The printings feature images of scientific advancements, planes, motorcars and ammunition merged with food, art and seductive human forms.

The exhibition includes work by Pio Abad, Marie Angeletti, Helen Carmel Benigson and Gabriele Beveridge and many others.

The eye-catching and unique images around the gallery show how the artists create collages through digital methods including digital printing on fabrics such as silk scarves.

It is clear that each artist draws on imagery from popular culture and some offer up new, surrealistic landscapes, fusing popular icons or images into entirely new vistas.

In an age where technology and the internet dominate everyday life, there is a feel of an avant-garde Dadaism with a touch of early pop artists.

A particular piece by Berry Patten really stood out as a work of digital art meets classic art. The piece Tributary created a sort of fine art feel that was less ‘contemporary’ than the rest of the pieces in the exhibition.

By using photographic collage, Berry explored the changing sensory understandings of the digital image and her work echoes our distorted material perspective.

This was not a piece for everyone with someone saying that ‘the colours are nauseating’ and ‘the only good thing is where it’s placed next to the one on the right because it brings out the pink more’.

But then again, art is subjective.
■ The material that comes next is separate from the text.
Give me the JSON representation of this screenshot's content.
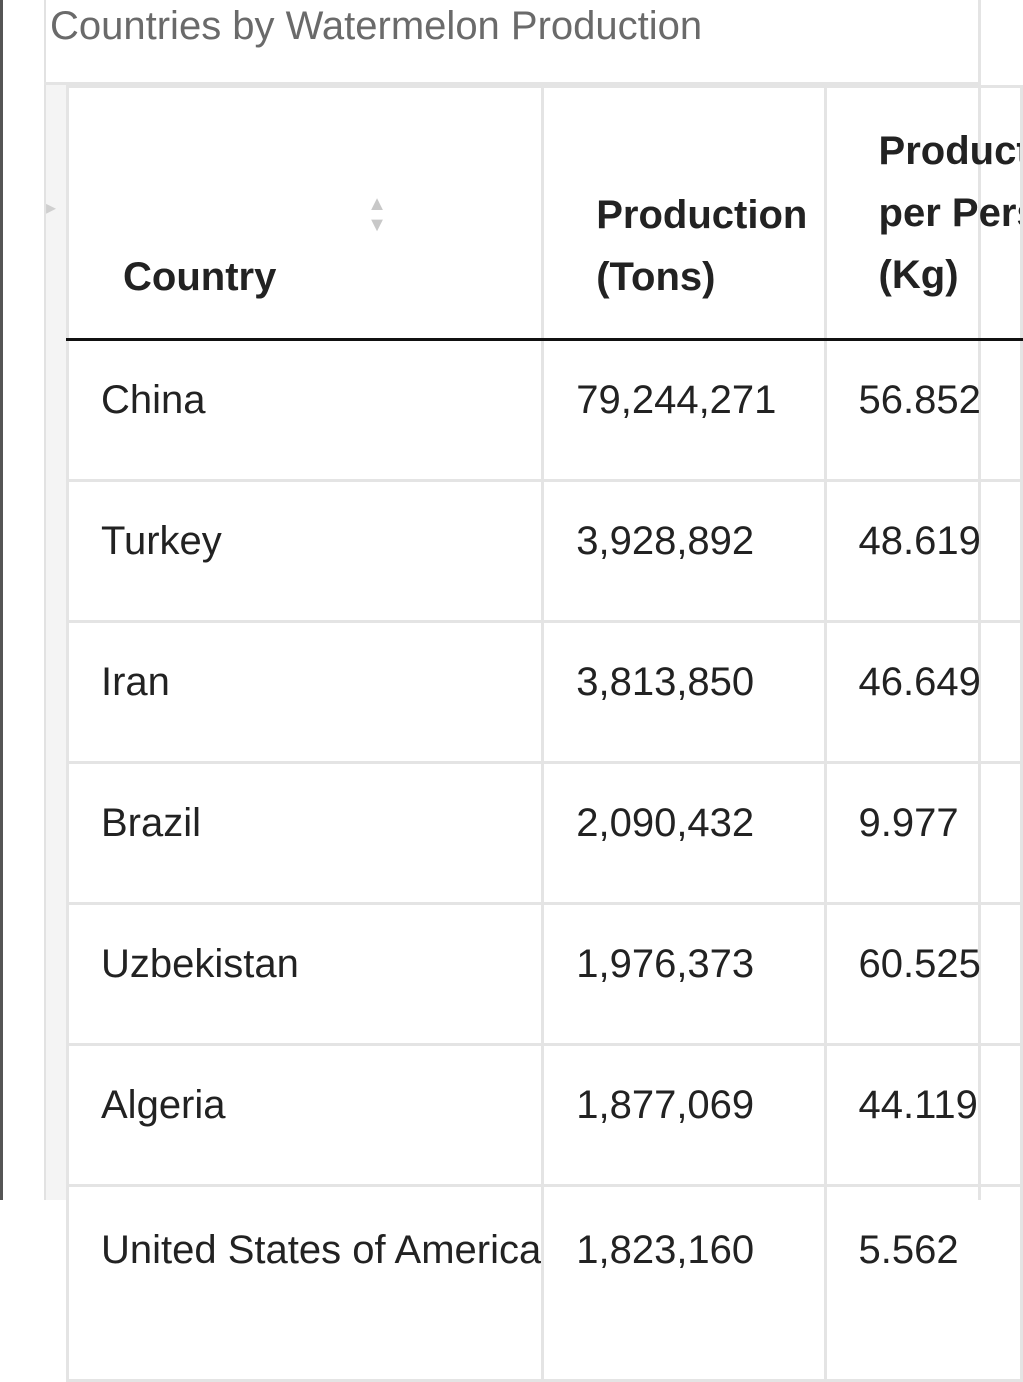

Everyone has their own preference.

The highlight of the exhibition was the collection of some of Eduardo Paolozzi’s BUNK prints from 1972.

These iconic pieces of work started as tear sheets from magazines and were made during his time in Paris after World War Two.

For anyone interested in concepts on futurist visions from the past then Paolozzi’s work is something to see.

Featuring images including scientific advancements, planes, motorcars and ammunition merged with food, art and seductive human forms that foreshadow the fusion of technology and life.

The fact that they are still in pristine condition and are still inspiring artists in today’s society is one reason to get down and see this exhibition.

According to the curator, Isobel Harbison, Paolozzi’s BUNK prints were not created in the traditional sense but instead were made of printed pieces collaged together.

By doing so, Paolozzi maintained the jagged lines and adhesive markings of the originals.

The other artists in the exhibition fuse foreign bodies in a new, alternative or synthetic landscape that creates a contemporary counterpoint to Paolozzi’s iconic work.

For any fans of collage artists will enjoy this exhibition. There is an outstanding collection of work in the exhibition that is worth a visit.

There is no doubt that this exhibition is not for everyone but there is a handout explaining how the images were created and the meanings behind them.

However, I would advise that you see the art with your own eyes first before reading this as you get to interpret the images yourself.

That’s what art is all about after all. It’s a truly subjective form of media.

This exhibition is worth the visit down to Crescent Arts and will be held there until June 21.